A young councillor, Declan Clausen, was able to grasp the truth that eludes the Australian federal government and indeed so many world leaders: coal—and oil and gas—are not the future and they’re barely the present. We’re suddenly and decisively, in a one-way transition to a renewable future and the only question—perhaps the most important question humans have ever faced—is whether we can make that transition fast enough to save the planet.

A sunny day at a Newcastle beach. Newcastle city council voted to divest from fossil fuel stocks last week. Photo credit: Shutterstock

You can tell that coal is the past by asking any scientist with a working knowledge of the planet’s climate system. 2015 will be the hottest year in the planet’s recorded history, a landmark that comes with the requisite fire and flood. July was the hottest month ever measured on earth. New data from the most important climate scientist, NASA veteran James Hansen, concludes that on its present emissions trajectory, sea levels could rise 10 feet (three meters) this century.

And you can tell that coal is history by talking to any financial analyst. Of all the sectors of the world’s economy, coal has done the absolute worst in the last 10 years. Companies that traded at $100 a share five years ago are now penny stocks if they haven’t gone bankrupt. Banks around the world have gone out of their way to announce they won’t fund the huge mines once slated for Queensland.

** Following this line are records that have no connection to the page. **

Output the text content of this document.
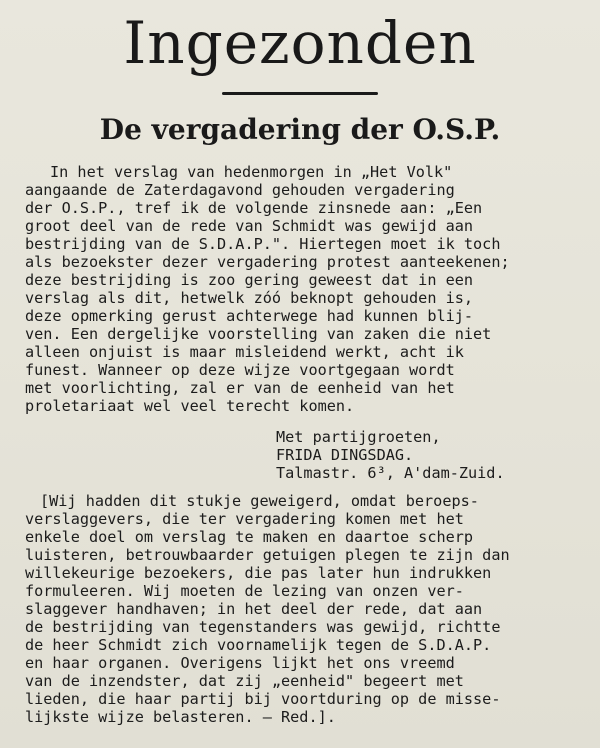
Ingezonden
De vergadering der O.S.P.
In het verslag van hedenmorgen in „Het Volk"
aangaande de Zaterdagavond gehouden vergadering
der O.S.P., tref ik de volgende zinsnede aan: „Een
groot deel van de rede van Schmidt was gewijd aan
bestrijding van de S.D.A.P.". Hiertegen moet ik toch
als bezoekster dezer vergadering protest aanteekenen;
deze bestrijding is zoo gering geweest dat in een
verslag als dit, hetwelk zóó beknopt gehouden is,
deze opmerking gerust achterwege had kunnen blij-
ven. Een dergelijke voorstelling van zaken die niet
alleen onjuist is maar misleidend werkt, acht ik
funest. Wanneer op deze wijze voortgegaan wordt
met voorlichting, zal er van de eenheid van het
proletariaat wel veel terecht komen.
Met partijgroeten,
FRIDA DINGSDAG.
Talmastr. 6³, A'dam-Zuid.
[Wij hadden dit stukje geweigerd, omdat beroeps-
verslaggevers, die ter vergadering komen met het
enkele doel om verslag te maken en daartoe scherp
luisteren, betrouwbaarder getuigen plegen te zijn dan
willekeurige bezoekers, die pas later hun indrukken
formuleeren. Wij moeten de lezing van onzen ver-
slaggever handhaven; in het deel der rede, dat aan
de bestrijding van tegenstanders was gewijd, richtte
de heer Schmidt zich voornamelijk tegen de S.D.A.P.
en haar organen. Overigens lijkt het ons vreemd
van de inzendster, dat zij „eenheid" begeert met
lieden, die haar partij bij voortduring op de misse-
lijkste wijze belasteren. — Red.].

China may have already hit peak coal.

But politics is a lagging indicator, always behind. That’s because financial power lies with those who have already gotten rich. The coal barons have centuries worth of accumulated profit; the solar barons aren’t barons yet, just entrepreneurs. They can’t afford the influence, not yet. Our “leaders” are usually creatures of the recent past.

That’s why Tony Abbott hit back the way he did along with the coal industry’s front group the Minerals Council, other conservative politicians and the financial media. “Why is a coal city saying no to coal investment?” Abbott asks. To him Newcastle can only be a coal city, now and forever.

But the plucky council can clearly envision what life as a “coal city” will be like in the 21st century—endless, despairing decline. And they can envision another future. Australia is well educated, endowed with renewable resources and able to thrive in the world that’s coming.

“There are an increasing group of start-ups in Newcastle that are looking at a clean-tech future, we are embracing those opportunities,” Clausen said. “The coal downturn has particularly affected the Hunter Valley. Clean techs are going to be a significant employer moving forward. Council is being on the front foot about that.”

Ask yourself which one of those politicians—Clausen at 23, or Abbott an older-than-his-years 56—speaks for the future. The question answers itself. Clausen and the Newcastle city council are taking plenty of heat from the powers-that-be, but they are helping ward off the much worse heat that’s coming our way. They are bringing sense and a sense of the future to Newcastle and exporting it to all of Australia and the whole world.